El Maestro se vale de estos dos hechos tan significativos para que aquellos que le escuchan reflexionen acerca de un tema crucial, la doctrina de la retribución. Este principio, especialmente sostenido por los fariseos, sostenía que los impíos, los pecadores, sufrirían en el más acá un castigo ejemplar por sus quebrantos, del mismo modo que los puros, piadosos y justos serían benditos con la prosperidad en premio a los méritos acumulados.
No estamos demasiado lejos de esos criterios, y también convivimos con ciertos fatalismos a los que accedemos mediante la abdicación de la esperanza en un Dios que nos ama.
El Señor lo sabía. Ese Dios que se oculta tras esas ideas no es su Padre.
Su Padre no es un Dios dispensador de muerte, de dolor, de castigos, es el Padre que aguarda el regreso de los hijos extraviados, y que celebra cada reencuentro. Aún así, Él destaca la imperiosa necesidad de conversión, y su lenguaje impacta por su dureza, pero no por ello se desdibuja su veracidad: perecer es quedarse en lo que no trasciende, en someterse a la muerte como frontera, perecer es per-vertirse por no con-vertirse.
Allí se puede comenzar a vislumbrar un sentido a los ejemplos luctuosos descriptos, y a todo hecho doloroso. La conversión -la apertura del corazón a la vida de Dios- motiva a encontrar un sentido profundo que supere esas muertes y todas las muertes, atreverse a la vida con todo y a pesar de todo.
La existencia es a menudo esa higuera que no dá frutos, y que en apariencia sólo sirve de leña.
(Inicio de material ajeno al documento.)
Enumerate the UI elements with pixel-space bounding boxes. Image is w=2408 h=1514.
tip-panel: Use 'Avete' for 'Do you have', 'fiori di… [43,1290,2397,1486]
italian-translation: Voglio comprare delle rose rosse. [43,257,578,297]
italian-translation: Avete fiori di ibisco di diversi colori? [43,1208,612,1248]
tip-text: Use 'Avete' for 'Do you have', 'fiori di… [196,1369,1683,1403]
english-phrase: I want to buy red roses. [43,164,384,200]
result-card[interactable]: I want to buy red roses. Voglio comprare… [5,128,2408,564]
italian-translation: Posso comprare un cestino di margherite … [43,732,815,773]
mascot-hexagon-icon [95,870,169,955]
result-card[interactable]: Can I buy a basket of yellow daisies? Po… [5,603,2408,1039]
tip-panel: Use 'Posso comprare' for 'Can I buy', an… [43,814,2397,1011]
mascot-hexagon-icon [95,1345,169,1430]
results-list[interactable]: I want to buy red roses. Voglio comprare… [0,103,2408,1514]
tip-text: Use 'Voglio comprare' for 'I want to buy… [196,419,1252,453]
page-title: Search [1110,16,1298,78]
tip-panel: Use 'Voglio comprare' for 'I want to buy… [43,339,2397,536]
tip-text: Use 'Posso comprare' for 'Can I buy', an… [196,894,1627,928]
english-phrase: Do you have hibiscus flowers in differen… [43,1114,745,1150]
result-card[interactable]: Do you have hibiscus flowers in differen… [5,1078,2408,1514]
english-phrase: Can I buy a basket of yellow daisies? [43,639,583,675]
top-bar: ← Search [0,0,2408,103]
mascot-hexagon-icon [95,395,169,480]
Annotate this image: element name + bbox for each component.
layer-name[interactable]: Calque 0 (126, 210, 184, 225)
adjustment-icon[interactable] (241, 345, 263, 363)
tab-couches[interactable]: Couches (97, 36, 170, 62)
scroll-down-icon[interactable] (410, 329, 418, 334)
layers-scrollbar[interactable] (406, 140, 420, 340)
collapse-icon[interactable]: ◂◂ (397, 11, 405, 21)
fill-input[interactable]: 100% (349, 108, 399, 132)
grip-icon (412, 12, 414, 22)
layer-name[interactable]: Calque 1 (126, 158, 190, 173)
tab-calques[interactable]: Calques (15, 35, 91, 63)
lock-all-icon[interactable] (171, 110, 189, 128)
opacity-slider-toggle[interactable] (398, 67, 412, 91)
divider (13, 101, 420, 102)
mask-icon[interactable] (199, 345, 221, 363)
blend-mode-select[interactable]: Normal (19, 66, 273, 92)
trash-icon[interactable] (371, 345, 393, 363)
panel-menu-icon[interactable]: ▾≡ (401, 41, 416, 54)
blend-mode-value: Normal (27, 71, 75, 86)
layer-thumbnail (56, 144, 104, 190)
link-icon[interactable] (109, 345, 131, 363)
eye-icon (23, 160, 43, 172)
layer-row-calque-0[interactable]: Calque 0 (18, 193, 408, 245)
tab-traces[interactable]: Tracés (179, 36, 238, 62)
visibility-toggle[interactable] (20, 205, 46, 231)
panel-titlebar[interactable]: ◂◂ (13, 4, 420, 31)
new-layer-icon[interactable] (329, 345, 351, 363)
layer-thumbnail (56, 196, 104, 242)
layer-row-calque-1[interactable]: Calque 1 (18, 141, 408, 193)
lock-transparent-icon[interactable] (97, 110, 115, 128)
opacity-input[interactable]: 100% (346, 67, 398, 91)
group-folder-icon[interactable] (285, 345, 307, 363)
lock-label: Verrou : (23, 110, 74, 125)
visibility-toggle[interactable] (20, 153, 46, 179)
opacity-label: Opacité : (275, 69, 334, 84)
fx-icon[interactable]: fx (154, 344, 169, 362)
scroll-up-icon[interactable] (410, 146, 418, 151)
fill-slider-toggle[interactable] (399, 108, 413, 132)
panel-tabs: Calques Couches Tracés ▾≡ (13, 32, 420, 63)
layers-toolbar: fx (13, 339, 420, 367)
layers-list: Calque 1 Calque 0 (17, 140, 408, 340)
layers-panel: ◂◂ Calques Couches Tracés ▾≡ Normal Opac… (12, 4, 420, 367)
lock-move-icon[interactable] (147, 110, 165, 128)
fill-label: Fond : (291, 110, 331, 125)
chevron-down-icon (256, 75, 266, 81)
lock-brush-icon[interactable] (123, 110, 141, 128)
La Pasión de Cristo nos ha procurado un tiempo bondadoso asombrosamente adicional, para florezcan cosas nuevas, para crecer, para que las raíces no se sequen inútiles.
La Cuaresma es un tiempo de Gracia y misericordia, ofrenda infinitamente generosa para volver a estar plenamente vivos. Antes que una obligación tabulada, la conversión es un milagro que se nos ofrece en este tiempo de bendición que nos ha sido concedido.